AUGUST 6: Davis’ new three-year extension is now official, the Lakers announced (Twitter link via ESPN’s Dave McMenamin). According to Michael Scotto of HoopsHype, the final year is a player option (Twitter link).
AUGUST 4: The Lakers and star big man Anthony Davis are in agreement on a three-year, maximum-salary contract extension, agent Rich Paul tells Adrian Wojnarowski of ESPN. The two sides wasted little time in reaching a deal after Davis became extension-eligible on Friday.
Although Wojnarowski refers to it as a $186MM extension, the exact value of the three-year contract won’t be determined until June 2025. Davis will earn a starting salary worth 35% of the salary cap in 2025/26, with subsequent 8% annual raises.
As we outlined earlier today, in order for the deal to be worth $186MM, the cap would have to increase by the maximum allowable 10% in each of the next two seasons, reaching nearly $164.6MM by ’25/26. That would be a best-case scenario, but the NBA is currently projecting more modest cap increases. If the cap is instead at $150MM in ’25/26, for example, Davis’ three-year deal would be worth about $170MM.
Either way, the long-term agreement – which was reached quickly and seemingly without any drama – is good news for both Davis and the Lakers, who are now tied to one another through the 2027/28 season.
Davis has shown a tendency in the past to take long-term guaranteed money when it’s on the table rather than trying to maximize his earnings with shorter-term deals. He’s sticking to that approach here, accepting a max extension offer when it’s available rather than playing out the 2023/24 season in the hopes of signing a bigger deal as a free agent in 2024, when he would have been eligible to opt out of his current contract.
It’s possible that accepting an extension now will cost him a little money in the long run, but for a player who has battled injuries throughout his career, it’s hard to argue with the decision. Davis has been limited to 132 of 236 regular season games over the past three years and hasn’t played more than 62 games in a season since 2017/18.
For the Lakers, meanwhile, it’s a massive investment in a player who has Davis’ injury history, but it’s an investment that could pay dividends, given that the alternative may have been negotiating a maximum-salary free agent contract of up to five years in 2024.
By signing Davis to an extension now, Los Angeles ensures that he’s locked into his current deal through the 2024/25 season, when he’ll be earning a salary ($43.2MM) well below his potential maximum. The team also won’t have to commit to him beyond 2028, when he’ll be 35 years old.
And when healthy, Davis has continued to be one of the NBA’s most dominant two-way stars. The 30-year-old averaged 25.9 points, 12.5 rebounds, 2.6 assists, and 2.0 blocks per game in 56 appearances (34.0 MPG) during the 2022/23 season, shooting 56.3% from the floor.
Davis is also an elite rim protector whose performance on that end of the court was a major factor the Lakers’ run to the Western Conference Finals this spring. He ranked first in the postseason with 14.1 RPG and 3.1 BPG.

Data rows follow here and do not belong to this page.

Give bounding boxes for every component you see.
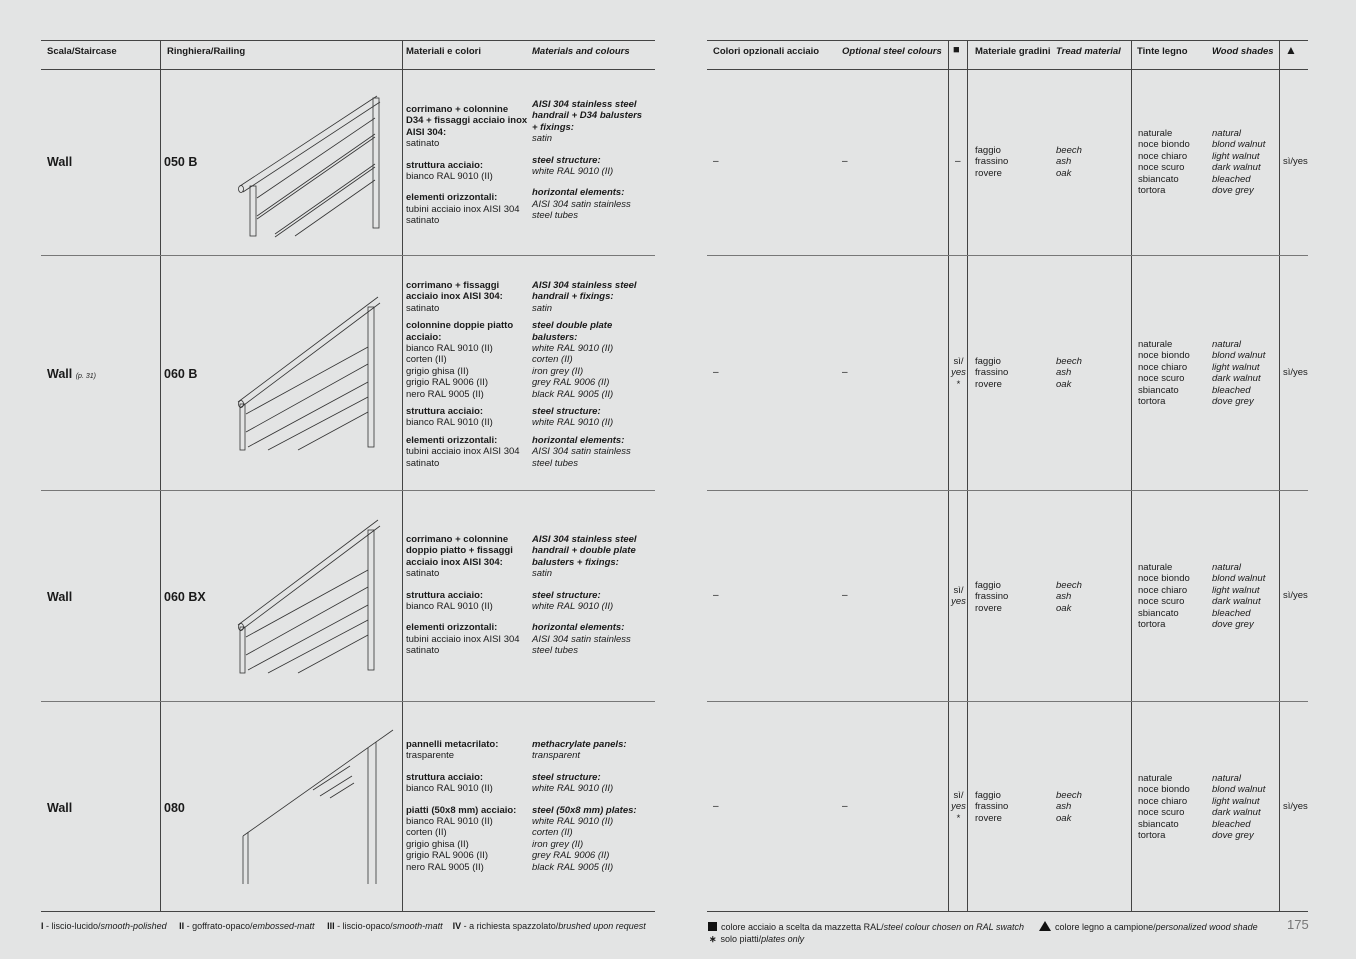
ral-value: sì/ yes * [951,790,966,824]
row-divider [707,490,1308,491]
tread-en-list: beech ash oak [1056,356,1082,390]
sample-value: sì/yes [1283,367,1308,378]
shades-en-list: natural blond walnut light walnut dark walnut bleached dove grey [1212,339,1266,408]
header-tread-en: Tread material [1056,46,1121,57]
col-divider [948,40,949,912]
optional-en-value: – [842,801,848,812]
optional-it-value: – [713,367,719,378]
asterisk-icon: * [956,378,961,390]
square-bullet-icon [708,922,717,931]
ral-value: – [955,156,961,167]
asterisk-icon: * [956,812,961,824]
sample-value: sì/yes [1283,156,1308,167]
staircase-name: Wall [47,155,73,169]
table-bottom-rule [41,911,655,912]
staircase-name: Wall [47,590,73,604]
page-number: 175 [1287,917,1309,932]
row-divider [707,255,1308,256]
tread-it-list: faggio frassino rovere [975,356,1009,390]
finish-legend: I - liscio-lucido/smooth-polished II - goffrato-opaco/embossed-matt III - liscio-opaco/smooth-matt IV - a richiesta spazzolato/brushed upon request [41,921,646,931]
optional-it-value: – [713,590,719,601]
railing-code: 080 [164,801,185,815]
square-bullet-icon: ■ [953,44,960,56]
tread-en-list: beech ash oak [1056,145,1082,179]
material-label: struttura acciaio: [406,159,484,171]
material-label: corrimano + colonnine D34 + fissaggi acciaio inox AISI 304: [406,104,528,138]
shades-en-list: natural blond walnut light walnut dark walnut bleached dove grey [1212,128,1266,197]
material-value: tubini acciaio inox AISI 304 satinato [406,203,520,227]
col-divider [1279,40,1280,912]
shades-it-list: naturale noce biondo noce chiaro noce scuro sbiancato tortora [1138,773,1190,842]
left-table-header [41,40,655,70]
col-divider [160,40,161,912]
materials-it: corrimano + colonnine doppio piatto + fissaggi acciaio inox AISI 304: satinato struttura acciaio: bianco RAL 9010 (II) elementi orizzontali: tubini acciaio inox AISI 304 satinato [406,534,520,657]
railing-060bx-drawing [228,515,383,675]
materials-en: AISI 304 stainless steel handrail + fixings: satin steel double plate balusters: white RAL 9010 (II) corten (II) iron grey (II) grey RAL 9006 (II) black RAL 9005 (II) steel structure: white RAL 9010 (II) horizontal elements: AISI 304 satin stainless steel tubes [532,280,637,469]
header-shades-it: Tinte legno [1137,46,1188,57]
shades-it-list: naturale noce biondo noce chiaro noce scuro sbiancato tortora [1138,339,1190,408]
header-railing: Ringhiera/Railing [167,46,246,57]
materials-en: AISI 304 stainless steel handrail + double plate balusters + fixings: satin steel structure: white RAL 9010 (II) horizontal elements: AISI 304 satin stainless steel tubes [532,534,637,657]
railing-080-drawing [238,728,398,888]
ral-legend: colore acciaio a scelta da mazzetta RAL/steel colour chosen on RAL swatch colore legno a campione/personalized wood shade [708,921,1258,932]
railing-code: 050 B [164,155,198,169]
plates-legend: ∗ solo piatti/plates only [709,934,805,944]
right-table-header [707,40,1308,70]
material-label: steel structure: [532,154,601,166]
shades-it-list: naturale noce biondo noce chiaro noce scuro sbiancato tortora [1138,128,1190,197]
material-label: AISI 304 stainless steel handrail + D34 balusters + fixings: [532,99,643,133]
material-label: elementi orizzontali: [406,192,498,204]
optional-it-value: – [713,156,719,167]
row-divider [41,255,655,256]
asterisk-icon: ∗ [709,934,717,944]
tread-en-list: beech ash oak [1056,790,1082,824]
material-value: bianco RAL 9010 (II) [406,171,493,183]
tread-en-list: beech ash oak [1056,580,1082,614]
materials-it: pannelli metacrilato: trasparente struttura acciaio: bianco RAL 9010 (II) piatti (50x8 mm) acciaio: bianco RAL 9010 (II) corten (II) grigio ghisa (II) grigio RAL 9006 (II) nero RAL 9005 (II) [406,739,517,873]
railing-060b-drawing [228,292,383,452]
table-bottom-rule [707,911,1308,912]
railing-code: 060 BX [164,590,206,604]
tread-it-list: faggio frassino rovere [975,580,1009,614]
col-divider [402,40,403,912]
material-label: horizontal elements: [532,187,625,199]
triangle-icon [1039,921,1051,931]
header-staircase: Scala/Staircase [47,46,117,57]
sample-value: sì/yes [1283,801,1308,812]
materials-en [532,99,650,232]
header-materials-en: Materials and colours [532,46,630,57]
sample-value: sì/yes [1283,590,1308,601]
right-page [678,0,1356,959]
header-tread-it: Materiale gradini [975,46,1051,57]
ral-value: sì/ yes * [951,356,966,390]
shades-en-list: natural blond walnut light walnut dark walnut bleached dove grey [1212,562,1266,631]
header-optional-it: Colori opzionali acciaio [713,46,820,57]
tread-it-list: faggio frassino rovere [975,790,1009,824]
railing-code: 060 B [164,367,198,381]
col-divider [1131,40,1132,912]
optional-en-value: – [842,367,848,378]
header-shades-en: Wood shades [1212,46,1274,57]
row-divider [41,490,655,491]
materials-en: methacrylate panels: transparent steel structure: white RAL 9010 (II) steel (50x8 mm) plates: white RAL 9010 (II) corten (II) iron grey (II) grey RAL 9006 (II) black RAL 9005 (II) [532,739,637,873]
row-divider [707,701,1308,702]
railing-050b-drawing [235,86,385,241]
material-value: satin [532,133,553,145]
tread-it-list: faggio frassino rovere [975,145,1009,179]
staircase-name: Wall [47,801,73,815]
header-materials-it: Materiali e colori [406,46,481,57]
material-value: white RAL 9010 (II) [532,166,614,178]
col-divider [967,40,968,912]
optional-it-value: – [713,801,719,812]
page-reference: (p. 31) [75,373,96,380]
row-divider [41,701,655,702]
material-value: satinato [406,138,440,150]
staircase-name: Wall (p. 31) [47,367,96,381]
ral-value: sì/ yes [951,585,966,608]
header-optional-en: Optional steel colours [842,46,942,57]
optional-en-value: – [842,590,848,601]
triangle-icon: ▲ [1285,43,1297,57]
shades-en-list: natural blond walnut light walnut dark walnut bleached dove grey [1212,773,1266,842]
material-value: AISI 304 satin stainless steel tubes [532,198,631,222]
materials-it [406,104,528,237]
shades-it-list: naturale noce biondo noce chiaro noce scuro sbiancato tortora [1138,562,1190,631]
optional-en-value: – [842,156,848,167]
materials-it: corrimano + fissaggi acciaio inox AISI 304: satinato colonnine doppie piatto acciaio: bianco RAL 9010 (II) corten (II) grigio ghisa (II) grigio RAL 9006 (II) nero RAL 9005 (II) struttura acciaio: bianco RAL 9010 (II) elementi orizzontali: tubini acciaio inox AISI 304 satinato [406,280,520,469]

Davis will earn $40.6MM in 2023/24, so he’s now in line to make up to approximately $270MM over the next five seasons if the cap continues to rise by 10% annually.
Davis and LeBron James have been the cornerstones of the Lakers over the last few seasons, including in the 2020 championship season. James’ future with the team beyond the 2023/24 season remains up in the air, since he has the ability to opt out of his deal and – at 38 years old – has alluded to the possibility of retirement. But whether or not LeBron remains in Los Angeles for the long term, it appears the franchise is committed to building around Davis for the foreseeable future.